The Company and its directors and executive officers may be deemed to be participants in the solicitation of proxies from the Company’s stockholders in connection with the Merger Agreement. Additional information regarding the interests of participants in the solicitation of proxies in connection with the Merger Agreement and the transactions contemplated thereby will be included in the proxy statement that the Company intends to file with the SEC. Stockholders of the Company may obtain additional information regarding the direct and indirect interests of the Company and its directors and executive officers with respect to such transactions by reading the proxy statement once it is available and the other filings referred to above.

 

Forward-Looking Statements

 

Certain statements in this report may constitute “forward-looking statements” under Section 27A of the Securities Act, and Section 21E of the Securities Exchange Act of 1934, as amended (the “Exchange Act”) related to the Company and/or SciVac and their expectations for the Proposed Merger. Actual results could differ materially from those projected or forecast in the forward-looking statements. The factors that could cause actual results to differ materially include those referred to in filings of the Company with the SEC, including as set forth in the proxy statement, as well as the following: operating costs and business disruption may be greater than expected following the announcement of the Proposed Merger; the benefits of the Proposed Merger may not meet the parties or stockholders expectations; the conditions to the completion of the Proposed Merger and related transactions may not be satisfied; the parties may not be able to meet expectations regarding the timing, completion and accounting and tax treatments of the Proposed Merger. The Company assumes no obligation, and expressly disclaims any obligation, to update the information in this communication, except as otherwise required by law. Readers are cautioned not to place undue reliance on these forward-looking statements that speak only as of the date hereof.

 

ITEM 7.01 REGULATION FD DISCLOSURE

 

On October 26, 2015, the Company issued a press release relating to the Proposed Merger. A copy of the press release is furnished herewith as Exhibit 99.1.

 

The information disclosed under this Item 7.01, including Exhibit 99.1 furnished herewith, shall not be deemed “filed” for purposes of Section 18 of the Exchange Act, and shall not be deemed incorporated by reference into any filing made under the Securities Act, except as expressly set forth by specific reference in such filing.

 

 

 
 

 

 

Item 9.01 Financial Statements and Exhibits.

 

(d) Exhibits

 

 

Exhibit No.

Description

2.1

Agreement and Plan of Merger dated as of October 26, 2015*

99.1

Press Release dated October 26, 2015

 

* The schedules and similar attachments have been omitted from this filing pursuant to Item 601(b)(2) of Regulation S-K. The descriptions of the omitted schedules and similar attachments are contained within the Agreement and Plan of Merger.
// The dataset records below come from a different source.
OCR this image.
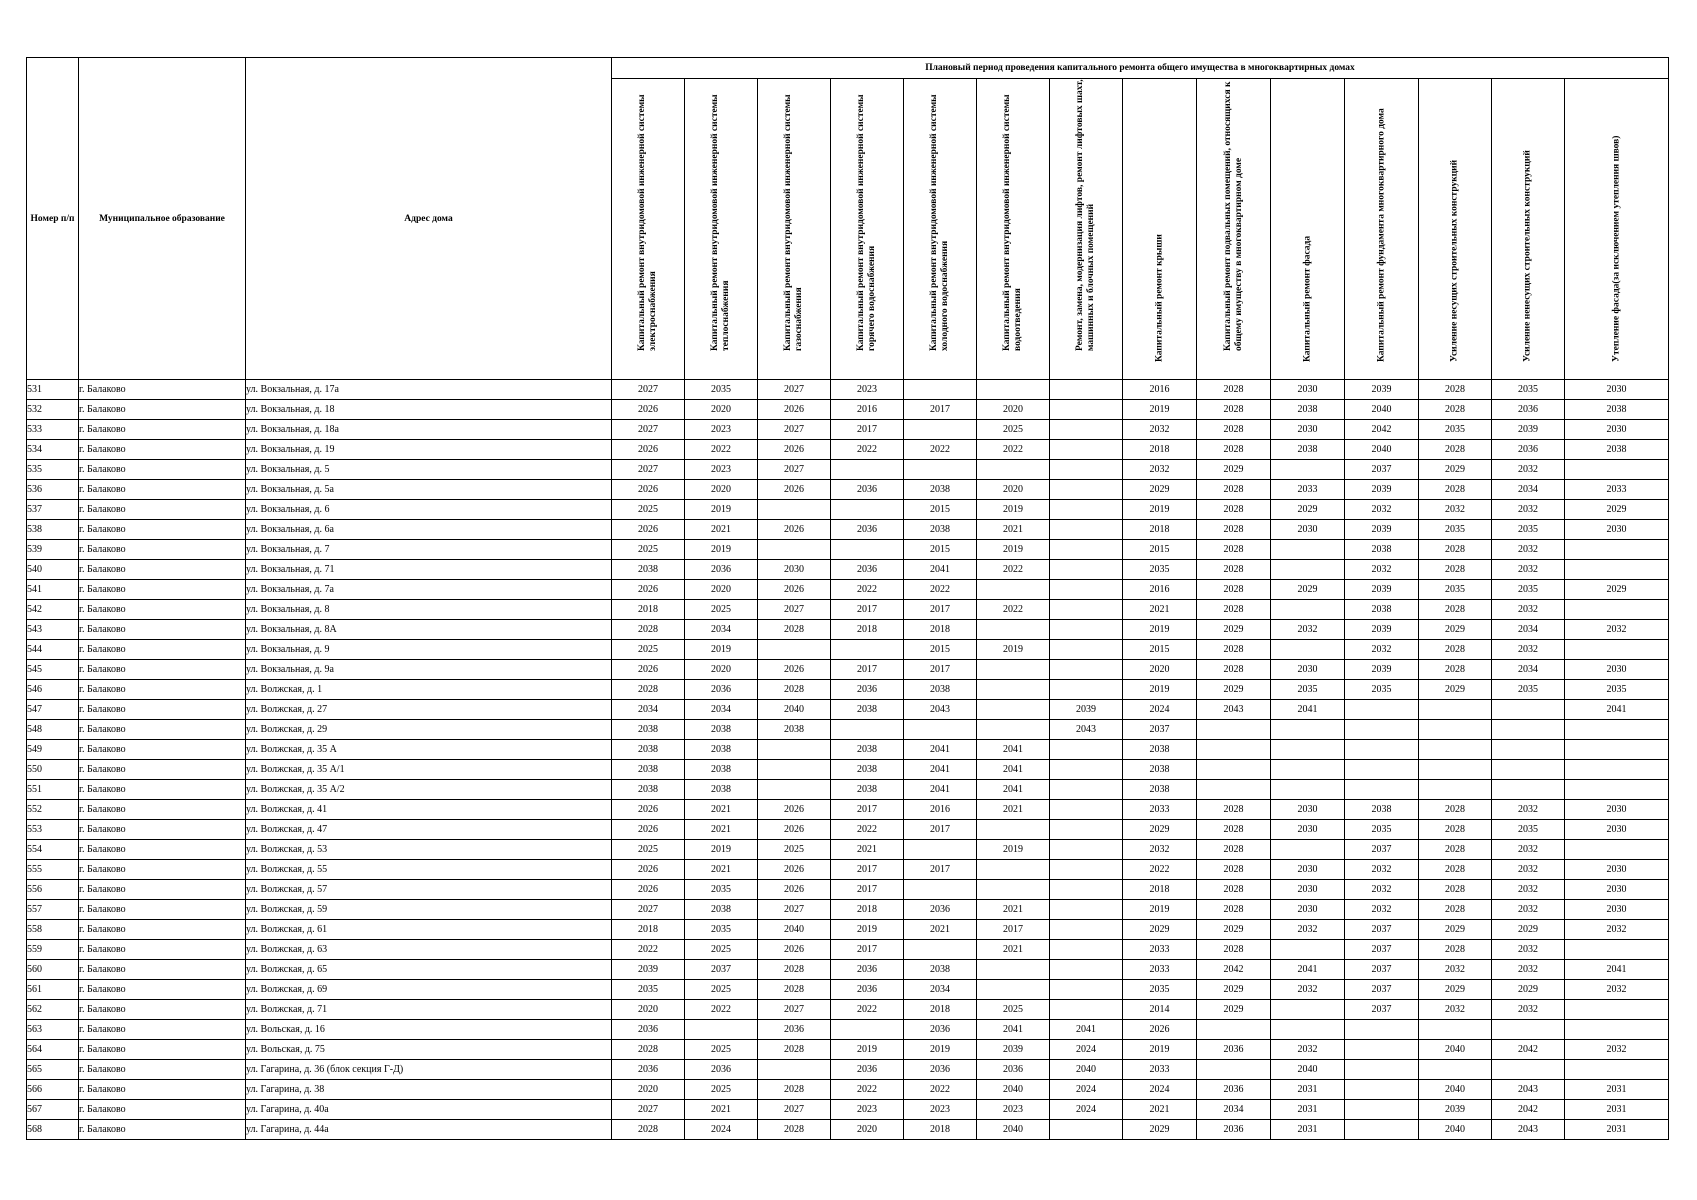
Номер п/п	Муниципальное образование	Адрес дома	Плановый период проведения капитального ремонта общего имущества в многоквартирных домах													

			Капитальный ремонт внутридомовой инженерной системы электроснабжения	Капитальный ремонт внутридомовой инженерной системы теплоснабжения	Капитальный ремонт внутридомовой инженерной системы газоснабжения	Капитальный ремонт внутридомовой инженерной системы горячего водоснабжения	Капитальный ремонт внутридомовой инженерной системы холодного водоснабжения	Капитальный ремонт внутридомовой инженерной системы водоотведения	Ремонт, замена, модернизация лифтов, ремонт лифтовых шахт, машинных и блочных помещений	Капитальный ремонт крыши	Капитальный ремонт подвальных помещений, относящихся к общему имуществу в многоквартирном доме	Капитальный ремонт фасада	Капитальный ремонт фундамента многоквартирного дома	Усиление несущих строительных конструкций	Усиление ненесущих строительных конструкций	Утепление фасада(за исключением утепления швов)

531	г. Балаково	ул. Вокзальная, д. 17а	2027	2035	2027	2023				2016	2028	2030	2039	2028	2035	2030
532	г. Балаково	ул. Вокзальная, д. 18	2026	2020	2026	2016	2017	2020		2019	2028	2038	2040	2028	2036	2038
533	г. Балаково	ул. Вокзальная, д. 18а	2027	2023	2027	2017		2025		2032	2028	2030	2042	2035	2039	2030
534	г. Балаково	ул. Вокзальная, д. 19	2026	2022	2026	2022	2022	2022		2018	2028	2038	2040	2028	2036	2038
535	г. Балаково	ул. Вокзальная, д. 5	2027	2023	2027					2032	2029		2037	2029	2032	
536	г. Балаково	ул. Вокзальная, д. 5а	2026	2020	2026	2036	2038	2020		2029	2028	2033	2039	2028	2034	2033
537	г. Балаково	ул. Вокзальная, д. 6	2025	2019			2015	2019		2019	2028	2029	2032	2032	2032	2029
538	г. Балаково	ул. Вокзальная, д. 6а	2026	2021	2026	2036	2038	2021		2018	2028	2030	2039	2035	2035	2030
539	г. Балаково	ул. Вокзальная, д. 7	2025	2019			2015	2019		2015	2028		2038	2028	2032	
540	г. Балаково	ул. Вокзальная, д. 71	2038	2036	2030	2036	2041	2022		2035	2028		2032	2028	2032	
541	г. Балаково	ул. Вокзальная, д. 7а	2026	2020	2026	2022	2022			2016	2028	2029	2039	2035	2035	2029
542	г. Балаково	ул. Вокзальная, д. 8	2018	2025	2027	2017	2017	2022		2021	2028		2038	2028	2032	
543	г. Балаково	ул. Вокзальная, д. 8А	2028	2034	2028	2018	2018			2019	2029	2032	2039	2029	2034	2032
544	г. Балаково	ул. Вокзальная, д. 9	2025	2019			2015	2019		2015	2028		2032	2028	2032	
545	г. Балаково	ул. Вокзальная, д. 9а	2026	2020	2026	2017	2017			2020	2028	2030	2039	2028	2034	2030
546	г. Балаково	ул. Волжская, д. 1	2028	2036	2028	2036	2038			2019	2029	2035	2035	2029	2035	2035
547	г. Балаково	ул. Волжская, д. 27	2034	2034	2040	2038	2043		2039	2024	2043	2041				2041
548	г. Балаково	ул. Волжская, д. 29	2038	2038	2038				2043	2037						
549	г. Балаково	ул. Волжская, д. 35 А	2038	2038		2038	2041	2041		2038						
550	г. Балаково	ул. Волжская, д. 35 А/1	2038	2038		2038	2041	2041		2038						
551	г. Балаково	ул. Волжская, д. 35 А/2	2038	2038		2038	2041	2041		2038						
552	г. Балаково	ул. Волжская, д. 41	2026	2021	2026	2017	2016	2021		2033	2028	2030	2038	2028	2032	2030
553	г. Балаково	ул. Волжская, д. 47	2026	2021	2026	2022	2017			2029	2028	2030	2035	2028	2035	2030
554	г. Балаково	ул. Волжская, д. 53	2025	2019	2025	2021		2019		2032	2028		2037	2028	2032	
555	г. Балаково	ул. Волжская, д. 55	2026	2021	2026	2017	2017			2022	2028	2030	2032	2028	2032	2030
556	г. Балаково	ул. Волжская, д. 57	2026	2035	2026	2017				2018	2028	2030	2032	2028	2032	2030
557	г. Балаково	ул. Волжская, д. 59	2027	2038	2027	2018	2036	2021		2019	2028	2030	2032	2028	2032	2030
558	г. Балаково	ул. Волжская, д. 61	2018	2035	2040	2019	2021	2017		2029	2029	2032	2037	2029	2029	2032
559	г. Балаково	ул. Волжская, д. 63	2022	2025	2026	2017		2021		2033	2028		2037	2028	2032	
560	г. Балаково	ул. Волжская, д. 65	2039	2037	2028	2036	2038			2033	2042	2041	2037	2032	2032	2041
561	г. Балаково	ул. Волжская, д. 69	2035	2025	2028	2036	2034			2035	2029	2032	2037	2029	2029	2032
562	г. Балаково	ул. Волжская, д. 71	2020	2022	2027	2022	2018	2025		2014	2029		2037	2032	2032	
563	г. Балаково	ул. Вольская, д. 16	2036		2036		2036	2041	2041	2026						
564	г. Балаково	ул. Вольская, д. 75	2028	2025	2028	2019	2019	2039	2024	2019	2036	2032		2040	2042	2032
565	г. Балаково	ул. Гагарина, д. 36 (блок секция Г-Д)	2036	2036		2036	2036	2036	2040	2033		2040				
566	г. Балаково	ул. Гагарина, д. 38	2020	2025	2028	2022	2022	2040	2024	2024	2036	2031		2040	2043	2031
567	г. Балаково	ул. Гагарина, д. 40а	2027	2021	2027	2023	2023	2023	2024	2021	2034	2031		2039	2042	2031
568	г. Балаково	ул. Гагарина, д. 44а	2028	2024	2028	2020	2018	2040		2029	2036	2031		2040	2043	2031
The Company hereby agrees to furnish a copy of any such omitted schedule or similar attachment to the SEC upon request.

 

 

 
 

 

 

SIGNATURE

 

Pursuant to the requirements of the Securities Exchange Act of 1934, the registrant has duly caused this report to be signed on its behalf by the undersigned hereunto duly authorized.

 

Dated: October 26, 2015

 

 

VBI VACCINES INC.

 

 

 

 

 

 

 

 

 

 

By:

/s/ Jeff Baxter

 

 

 

Jeff Baxter

 

 

 

Chief Executive Officer

 

 

 

 
 

 

  

EXHIBIT INDEX

 

Exhibit No.

Description

2.1

Agreement and Plan of Merger dated as of October 26, 2015*

99.1

Press Release dated October 26, 2015

 

* The schedules and similar attachments have been omitted from this filing pursuant to Item 601(b)(2) of Regulation S-K. The descriptions of the omitted schedules and similar attachments are contained within the Agreement and Plan of Merger. The Company hereby agrees to furnish a copy of any such omitted schedule or similar attachment to the SEC upon request.